GreNews a beau jeu de relever une phrase qu’ils estiment
malencontreuse dans la plaquette des programmes de cette soirée à la MC2 :
le « sémillant nonagénaire toujours
sur la brèche » destinée à
présenter dès le mois de juin le musicien qui allait disparaitre en décembre.
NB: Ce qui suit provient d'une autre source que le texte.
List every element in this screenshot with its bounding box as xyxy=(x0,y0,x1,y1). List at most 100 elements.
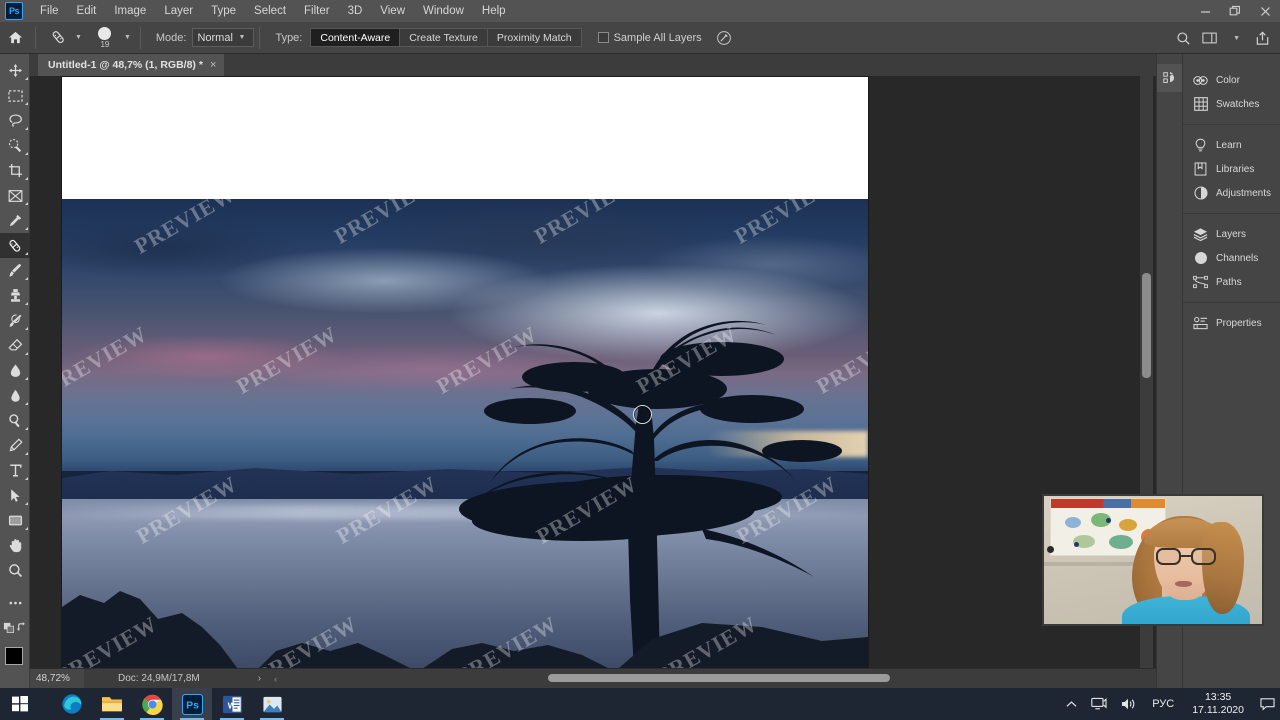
rectangular-marquee-tool[interactable] xyxy=(0,83,30,108)
clone-stamp-tool[interactable] xyxy=(0,283,30,308)
workspace-switcher-icon[interactable] xyxy=(1202,31,1218,45)
taskbar-file-explorer-icon[interactable] xyxy=(92,688,132,720)
taskbar-clock[interactable]: 13:35 17.11.2020 xyxy=(1182,691,1254,717)
brush-size-control[interactable]: 19 xyxy=(90,25,120,51)
libraries-book-icon xyxy=(1193,162,1208,176)
taskbar-photos-icon[interactable] xyxy=(252,688,292,720)
eraser-tool[interactable] xyxy=(0,333,30,358)
menu-3d[interactable]: 3D xyxy=(339,2,372,20)
type-proximity-match-button[interactable]: Proximity Match xyxy=(486,28,582,47)
panel-item-properties[interactable]: Properties xyxy=(1183,311,1280,335)
blend-mode-select[interactable]: Normal ▼ xyxy=(192,28,255,47)
menu-edit[interactable]: Edit xyxy=(68,2,106,20)
type-create-texture-button[interactable]: Create Texture xyxy=(399,28,487,47)
history-icon xyxy=(1163,71,1175,83)
dodge-tool[interactable] xyxy=(0,408,30,433)
taskbar-photoshop-icon[interactable]: Ps xyxy=(172,688,212,720)
poster-blob xyxy=(1065,517,1081,528)
tray-chevron-up-icon[interactable] xyxy=(1059,700,1084,709)
edit-toolbar-tool[interactable] xyxy=(0,590,30,615)
close-icon[interactable]: × xyxy=(210,59,216,71)
foreground-color-swatch[interactable] xyxy=(5,647,23,665)
sample-all-layers-checkbox[interactable]: Sample All Layers xyxy=(597,32,702,44)
lasso-tool[interactable] xyxy=(0,108,30,133)
pen-tool[interactable] xyxy=(0,433,30,458)
panel-item-color[interactable]: Color xyxy=(1183,68,1280,92)
path-selection-tool[interactable] xyxy=(0,483,30,508)
default-colors-and-swap-icons[interactable] xyxy=(0,615,30,640)
brush-preset-picker[interactable]: ▼ xyxy=(41,27,86,49)
notifications-icon[interactable] xyxy=(1254,697,1280,711)
chevron-down-icon[interactable]: ▼ xyxy=(1229,35,1244,42)
divider xyxy=(139,26,141,49)
panel-item-channels[interactable]: Channels xyxy=(1183,246,1280,270)
panel-divider xyxy=(1183,213,1280,214)
minimize-button[interactable] xyxy=(1190,0,1220,22)
panel-item-label: Swatches xyxy=(1216,98,1260,110)
healing-type-segmented-control: Content-Aware Create Texture Proximity M… xyxy=(310,28,582,47)
canvas-area[interactable]: PREVIEW PREVIEW PREVIEW PREVIEW PREVIEW … xyxy=(30,76,1156,668)
menu-help[interactable]: Help xyxy=(473,2,515,20)
menu-file[interactable]: File xyxy=(31,2,68,20)
tools-panel xyxy=(0,54,32,688)
brush-options-chevron-icon[interactable]: ▼ xyxy=(120,34,135,41)
panel-item-paths[interactable]: Paths xyxy=(1183,270,1280,294)
taskbar-edge-icon[interactable] xyxy=(52,688,92,720)
menu-bar: Ps File Edit Image Layer Type Select Fil… xyxy=(0,0,1280,22)
menu-layer[interactable]: Layer xyxy=(155,2,202,20)
type-tool[interactable] xyxy=(0,458,30,483)
hand-tool[interactable] xyxy=(0,533,30,558)
rectangle-tool[interactable] xyxy=(0,508,30,533)
color-swatches[interactable] xyxy=(0,643,32,683)
type-content-aware-button[interactable]: Content-Aware xyxy=(310,28,400,47)
search-icon[interactable] xyxy=(1176,31,1191,46)
panel-item-label: Adjustments xyxy=(1216,187,1272,199)
layers-stack-icon xyxy=(1193,227,1208,241)
eyedropper-tool[interactable] xyxy=(0,208,30,233)
checkbox-box xyxy=(597,32,609,43)
menu-view[interactable]: View xyxy=(371,2,414,20)
panel-item-adjustments[interactable]: Adjustments xyxy=(1183,181,1280,205)
language-indicator[interactable]: РУС xyxy=(1144,698,1182,710)
clock-time: 13:35 xyxy=(1204,691,1232,703)
volume-icon[interactable] xyxy=(1114,697,1144,711)
zoom-tool[interactable] xyxy=(0,558,30,583)
panel-item-swatches[interactable]: Swatches xyxy=(1183,92,1280,116)
history-brush-tool[interactable] xyxy=(0,308,30,333)
windows-start-icon[interactable] xyxy=(0,688,40,720)
frame-tool[interactable] xyxy=(0,183,30,208)
vertical-scrollbar-thumb[interactable] xyxy=(1142,273,1151,378)
panel-item-label: Channels xyxy=(1216,252,1259,264)
panel-item-learn[interactable]: Learn xyxy=(1183,133,1280,157)
share-icon[interactable] xyxy=(1255,31,1270,46)
color-wheel-icon xyxy=(1193,74,1208,87)
chevron-down-icon[interactable]: ▼ xyxy=(71,34,86,41)
menu-filter[interactable]: Filter xyxy=(295,2,339,20)
menu-select[interactable]: Select xyxy=(245,2,295,20)
restore-button[interactable] xyxy=(1220,0,1250,22)
taskbar-word-icon[interactable]: W xyxy=(212,688,252,720)
pressure-for-size-button[interactable] xyxy=(716,30,732,46)
home-icon[interactable] xyxy=(0,30,30,45)
close-button[interactable] xyxy=(1250,0,1280,22)
move-tool[interactable] xyxy=(0,58,30,83)
quick-selection-tool[interactable] xyxy=(0,133,30,158)
blur-tool[interactable] xyxy=(0,383,30,408)
document-tab[interactable]: Untitled-1 @ 48,7% (1, RGB/8) * × xyxy=(38,54,225,76)
crop-tool[interactable] xyxy=(0,158,30,183)
horizontal-scrollbar-thumb[interactable] xyxy=(548,674,890,682)
document-canvas[interactable]: PREVIEW PREVIEW PREVIEW PREVIEW PREVIEW … xyxy=(62,77,868,668)
brush-tool[interactable] xyxy=(0,258,30,283)
gradient-tool[interactable] xyxy=(0,358,30,383)
panel-item-libraries[interactable]: Libraries xyxy=(1183,157,1280,181)
horizontal-scrollbar[interactable] xyxy=(30,672,1156,684)
taskbar-chrome-icon[interactable] xyxy=(132,688,172,720)
menu-type[interactable]: Type xyxy=(202,2,245,20)
panel-item-layers[interactable]: Layers xyxy=(1183,222,1280,246)
menu-image[interactable]: Image xyxy=(105,2,155,20)
history-panel-tab[interactable] xyxy=(1157,64,1183,92)
menu-window[interactable]: Window xyxy=(414,2,473,20)
network-icon[interactable] xyxy=(1084,697,1114,711)
spot-healing-brush-tool[interactable] xyxy=(0,233,30,258)
wall-pin xyxy=(1106,518,1111,523)
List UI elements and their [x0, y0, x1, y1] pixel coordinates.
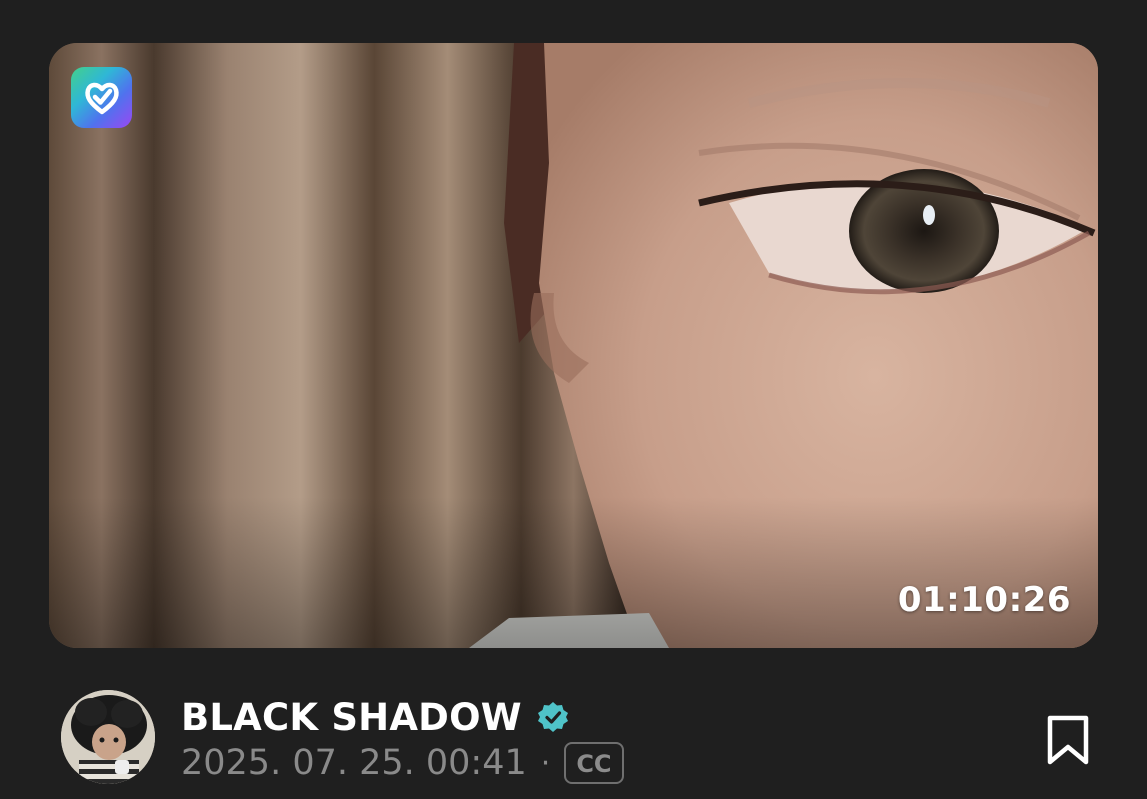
channel-line: BLACK SHADOW [181, 693, 570, 741]
video-card: 01:10:26 BLACK SHADOW 2025. 07. 25. 00:4… [0, 0, 1147, 799]
channel-name[interactable]: BLACK SHADOW [181, 696, 522, 739]
app-logo-icon [71, 67, 132, 128]
separator-dot: · [540, 745, 551, 781]
upload-date: 2025. 07. 25. 00:41 [181, 743, 527, 783]
thumbnail-image [49, 43, 1098, 648]
heart-check-logo-icon [84, 82, 119, 114]
bookmark-button[interactable] [1042, 712, 1094, 768]
cc-badge: CC [564, 742, 624, 784]
meta-line: 2025. 07. 25. 00:41 · CC [181, 739, 624, 787]
video-thumbnail[interactable] [49, 43, 1098, 648]
video-duration: 01:10:26 [897, 580, 1071, 620]
avatar-image [61, 690, 155, 784]
bookmark-icon [1047, 715, 1089, 765]
verified-badge-icon [537, 702, 568, 732]
channel-avatar[interactable] [61, 690, 155, 784]
video-info-row: BLACK SHADOW 2025. 07. 25. 00:41 · CC [0, 685, 1147, 795]
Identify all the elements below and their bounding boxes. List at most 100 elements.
La musique de Dave Brubeck est bien là, vivante, fringante, frétillante, aux
nuances changeantes.
Antoine Hervé qui nous présentait le pianiste compositeur
n’a pas perdu de son humour, sa séance a
gagné en émotion.
Quand il reprend les mots de Jack Lang qui disait que le
jazz « était la plus savante des
musiques populaires ou la plus populaire des musiques savantes », il ne
peut que rencontrer une remarque que je réitère volontiers « se cultiver,
c’est reprendre » calquée sur le très couru « apprendre, c’est
répéter ».
La musique d’« A bout de souffle » je me souvenais
qu’elle s’appelait « Blue rondo à
la turque », et peu m’importe que « Le jazz et la java » de
Nougaro se soit nommé « Three to
get ready », les retrouvailles furent un plaisir jubilatoire. Le récit
de la manière désinvolte de titrer les morceaux de jazz fut par ailleurs un moment de détente.
Les insertions malicieuses du pédagogue virtuose sur «Take five » clôturèrent une
soirée réussie avec trois rappels d’un public qui tint le tempo. Pourtant
Brubeck avait recherché parfois des rythmes novateurs pour contrarier les
foules scandant des cadences trop convenues.
Les trois morceaux les plus connus figurent dans le même
album : « Time out » aux rythmes asymétriques.
Sa musique déhanchée joua sur « Les rythmiques du
diable ».
Il forma un quartet avec Paul Desmond au saxo, Joe Morello à
la batterie et Eugène Wright à la contrebasse, et nourrit ses compositions des
apports de chacun.
Présenté comme un cowboy avec un soupçon de sang indien, le
blanc qui de surcroit connut un succès planétaire durable avait donc des
caractéristiques qui tranchaient avec la culture traditionnelle du milieu jazz.
Il faisait aussi le pont avec des musiques du monde, les contre points de la musique savante :
il eut Darius Milhaud comme maître et s’il rencontra Schönberg le pape du
dodécaphonisme, le jeune apprenti se fia plus à ses intuitions qu’à un esprit
de système.
Issu pourtant d’une famille de musiciens, il sut cacher
qu’il ne savait pas lire la musique du
moins au début de ses études. A la fin de la seconde guerre mondiale après
avoir débarqué à Omaha Beach il fut remarqué par un gradé qui le dispensa de la
mitraille, la musique lui sauva peut être la vie à ce moment là, en tous cas il
lui consacra sa vie.
Nos trajets en sont rendus plus guillerets.